Intel® VTune™ Profiler

User Guide

ID 766319
Date 12/20/2024
Public
Document Table of Contents

Analyze Linux Kernel I/O

Use the Input and Output analysis of Intel® VTune™ Profiler to match user-level code to I/O operations executed by the hardware.

This collection mode uses hardware event-based sampling collection and system-wide Ftrace* collection to provide a consistent view of the storage system combined with hardware events, as well as an easy-to-use method to match user-level source code to I/O operations executed by the hardware.

NOTE:

This analysis actively relies on the data provided by the kernel block driver sub-system. If your platform utilizes a non-standard block driver sub-system, such as in the case of using user-space storage drivers, I/O metrics will not be available in this analysis type.

VTune Profiler provides the following system-wide metrics for the kernel I/O analysis:

  • I/O Wait — this system-wide metric represents the amount of time during which the CPU cores were idle due to threads being in an I/O wait state.

  • I/O Queue Depth — this metric shows the number of I/O requests submitted to the storage device. If the number of requests in a queue is zero, this means that there are no requests scheduled, and the disk is not utilized at all.

  • I/O Data Transfer — this metric shows the number of bytes read from or written to the storage device(s).

  • Page Faults — this metric shows the number of page faults that have occurred on the system. It is particularly useful when analyzing access to memory-mapped files.

  • CPU Activity — this metric represents the portion of time the system spent in one of the following states:

    • Idle state — the CPU core is idle

    • Active state — the CPU core is executing a thread

    • I/O Wait — the CPU core is idle, but there is a thread that could potentially be executed on this core that is blocked by disk access.

All I/O metrics collected by VTune Profiler, such as I/O Wait Time, I/O Waits, and I/O Queue Depth, are collected in a system-wide mode and are not target-specific.

Analyze I/O Wait Time

To analyze I/O Wait Time, start with the Summary window. This window provides a quick overview of the target system performance and introduces the I/O Wait Time metric that helps you identify whether your application is I/O-bound:

The I/O Wait Time metric represents a portion of time during which the threads are in I/O wait state while the system has cores in idle state. In this case, the number of threads is not greater than the number of idling cores. This aggregated I/O Wait Time metric is an integral function of the I/O Wait metric that is available in the Timeline pane of the Bottom-up window.

To estimate how quickly storage requests are served by the kernel sub-system, see the Disk Input and Output Histogram. Use the Operation Type drop-down menu to select the type of I/O operation you are interested in. For example, for I/O writes, 2-4 storage requests executed within 0.06 seconds or more are classified as slow by VTune Profiler:

To explore this type of I/O request in greater detail, switch to the Bottom-up window.

Analyze Slow I/O Requests

In the Bottom-up window, select an area of interest on the timeline, then use the Zoom In and Filter by Selection context menu option.
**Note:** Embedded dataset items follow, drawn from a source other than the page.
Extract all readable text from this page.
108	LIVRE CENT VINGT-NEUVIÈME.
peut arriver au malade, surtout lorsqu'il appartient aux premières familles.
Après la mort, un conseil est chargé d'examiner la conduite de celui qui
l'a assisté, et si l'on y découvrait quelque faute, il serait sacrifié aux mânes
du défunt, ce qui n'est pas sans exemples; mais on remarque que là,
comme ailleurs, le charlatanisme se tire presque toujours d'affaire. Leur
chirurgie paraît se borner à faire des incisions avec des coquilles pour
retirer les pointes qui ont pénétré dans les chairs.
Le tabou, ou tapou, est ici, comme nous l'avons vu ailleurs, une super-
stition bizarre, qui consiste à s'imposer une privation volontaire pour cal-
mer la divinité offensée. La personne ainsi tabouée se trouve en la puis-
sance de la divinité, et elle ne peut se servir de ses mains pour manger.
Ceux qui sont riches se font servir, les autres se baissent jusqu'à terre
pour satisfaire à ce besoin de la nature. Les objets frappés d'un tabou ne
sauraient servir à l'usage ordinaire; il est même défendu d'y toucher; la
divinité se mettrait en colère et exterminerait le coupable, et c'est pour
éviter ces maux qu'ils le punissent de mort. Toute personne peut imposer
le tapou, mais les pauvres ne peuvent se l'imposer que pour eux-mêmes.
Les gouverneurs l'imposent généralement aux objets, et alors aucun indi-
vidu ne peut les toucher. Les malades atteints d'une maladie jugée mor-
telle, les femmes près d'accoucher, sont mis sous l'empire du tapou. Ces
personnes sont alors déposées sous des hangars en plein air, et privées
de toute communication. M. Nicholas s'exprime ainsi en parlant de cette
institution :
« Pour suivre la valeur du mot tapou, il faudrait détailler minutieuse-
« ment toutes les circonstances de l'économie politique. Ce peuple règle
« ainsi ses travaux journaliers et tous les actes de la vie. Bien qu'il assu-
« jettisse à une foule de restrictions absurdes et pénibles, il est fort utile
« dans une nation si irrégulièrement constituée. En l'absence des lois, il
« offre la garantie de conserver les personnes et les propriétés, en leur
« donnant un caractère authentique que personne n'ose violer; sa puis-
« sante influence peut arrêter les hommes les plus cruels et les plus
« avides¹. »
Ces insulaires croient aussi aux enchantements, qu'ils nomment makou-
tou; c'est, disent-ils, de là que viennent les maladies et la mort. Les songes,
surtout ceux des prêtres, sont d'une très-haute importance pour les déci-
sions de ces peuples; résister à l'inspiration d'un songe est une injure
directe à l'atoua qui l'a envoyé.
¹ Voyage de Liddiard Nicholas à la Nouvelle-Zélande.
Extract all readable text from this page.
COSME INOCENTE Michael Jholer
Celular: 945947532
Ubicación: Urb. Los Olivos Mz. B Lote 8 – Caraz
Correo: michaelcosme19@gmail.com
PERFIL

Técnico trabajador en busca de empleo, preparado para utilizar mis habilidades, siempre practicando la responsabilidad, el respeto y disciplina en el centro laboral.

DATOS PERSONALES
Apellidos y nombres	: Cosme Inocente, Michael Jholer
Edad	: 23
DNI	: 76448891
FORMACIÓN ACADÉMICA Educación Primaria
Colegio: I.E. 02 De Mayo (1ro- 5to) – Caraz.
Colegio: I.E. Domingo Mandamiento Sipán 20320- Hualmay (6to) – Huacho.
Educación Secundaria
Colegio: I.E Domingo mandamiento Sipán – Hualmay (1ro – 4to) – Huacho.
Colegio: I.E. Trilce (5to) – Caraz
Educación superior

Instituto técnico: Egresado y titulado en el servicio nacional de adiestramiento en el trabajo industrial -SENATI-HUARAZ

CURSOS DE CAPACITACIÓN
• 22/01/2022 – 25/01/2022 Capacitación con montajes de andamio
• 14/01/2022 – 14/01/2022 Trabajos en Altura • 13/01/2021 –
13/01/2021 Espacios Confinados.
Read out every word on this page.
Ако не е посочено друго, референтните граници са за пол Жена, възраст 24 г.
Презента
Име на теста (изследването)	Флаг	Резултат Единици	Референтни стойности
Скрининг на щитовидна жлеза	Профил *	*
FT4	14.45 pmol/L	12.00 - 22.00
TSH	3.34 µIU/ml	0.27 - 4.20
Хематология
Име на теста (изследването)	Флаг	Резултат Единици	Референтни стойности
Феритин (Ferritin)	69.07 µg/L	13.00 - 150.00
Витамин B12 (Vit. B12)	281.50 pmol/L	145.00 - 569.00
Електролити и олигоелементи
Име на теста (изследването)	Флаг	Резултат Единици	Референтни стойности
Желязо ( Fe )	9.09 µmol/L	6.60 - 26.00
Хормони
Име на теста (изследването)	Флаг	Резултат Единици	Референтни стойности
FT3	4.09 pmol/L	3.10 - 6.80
The Summary histogram is updated to show the data for the selected time range.

For example, in this case, there were 2-4 slow write requests executed during the 6th second of application execution:

By zooming in on an area of interest, you can get a closer look at different metrics and understand the reason behind high I/O wait time.

VTune Profiler collects the I/O Wait type of context switches caused by I/O accesses from the thread, and provides a system-wide I/O Wait metric in the CPU Activity area. Use this data to identify imbalance between I/O and compute operations.

System-wide I/O Wait shows the time during which the system cores were idle, but there were threads in a context switch due to I/O access. Use this metric to estimate the dependency of performance on the storage medium.

For example, an I/O Wait value of 100% means that all cores of the system are idle, but there are threads blocked by I/O requests. To solve this issue, change the logic of the application to run compute threads in parallel with I/O tasks. Alternatively, consider using faster storage.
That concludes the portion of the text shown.